Bild: Ein Bild aus längst vergangenen Zeiten. Werbung für die Firma PROVODNIK, die im Stadtteil Sarkandaugava in Rīga bis vor den Ersten Weltkrieg Gummierzeugnisse produzierte. OLYMPUS OM-D E-M5 und M.ZUIKO DIGITAL ED 12 - 40 mm 1:2.8 PRO. ISO 200 ¦ f/7.1 ¦ 12 mm ¦ 1/400 s ¦ kein Blitz. Klicken Sie auf das Bild um es zu vergrößern.

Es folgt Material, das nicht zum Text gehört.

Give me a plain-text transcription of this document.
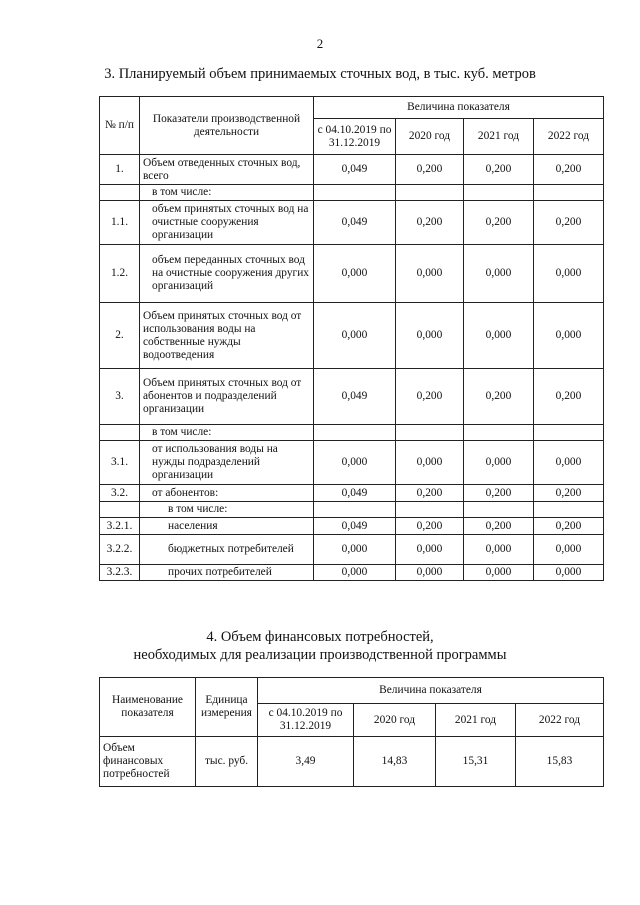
2
3. Планируемый объем принимаемых сточных вод, в тыс. куб. метров
№ п/п	Показатели производственной деятельности	Величина показателя			
		с 04.10.2019 по 31.12.2019	2020 год	2021 год	2022 год
1.	Объем отведенных сточных вод, всего	0,049	0,200	0,200	0,200
	в том числе:				
1.1.	объем принятых сточных вод на очистные сооружения организации	0,049	0,200	0,200	0,200
1.2.	объем переданных сточных вод на очистные сооружения других организаций	0,000	0,000	0,000	0,000
2.	Объем принятых сточных вод от использования воды на собственные нужды водоотведения	0,000	0,000	0,000	0,000
3.	Объем принятых сточных вод от абонентов и подразделений организации	0,049	0,200	0,200	0,200
	в том числе:				
3.1.	от использования воды на нужды подразделений организации	0,000	0,000	0,000	0,000
3.2.	от абонентов:	0,049	0,200	0,200	0,200
	в том числе:				
3.2.1.	населения	0,049	0,200	0,200	0,200
3.2.2.	бюджетных потребителей	0,000	0,000	0,000	0,000
3.2.3.	прочих потребителей	0,000	0,000	0,000	0,000
4. Объем финансовых потребностей,
необходимых для реализации производственной программы
Наименование показателя	Единица измерения	Величина показателя			
		с 04.10.2019 по 31.12.2019	2020 год	2021 год	2022 год
Объем финансовых потребностей	тыс. руб.	3,49	14,83	15,31	15,83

Sarkandaugava ist bis heute in durch die Industrie geprägt und es ist ein Stadtteil von Rīga, den Pauschaltouristen niemals zu Gesicht bekommen werden. Genau deshalb finde ich ihn so interessant. Der Stadtteil liegt am rechten Ufer des Flusses Daugava im Norden von Rīga. Sarkandaugava ist mit knapp 20.000 Einwohnern dicht besiedelt. Die Architektur ist im wesentlichen durch Bauten aus dem frühen 20. Jahrhundert und Wohnblöcke aus der Sowjetära geprägt. In Sarkandaugava steht an der Tvaika iela – der Dampfstraße – eine der längsten Werkhallen der Welt. Sie wurde Ende des 19. Jahrhunderts für die Firma PROVODNIK gebaut und gehört heute zum Elektromaschinenbauer RER.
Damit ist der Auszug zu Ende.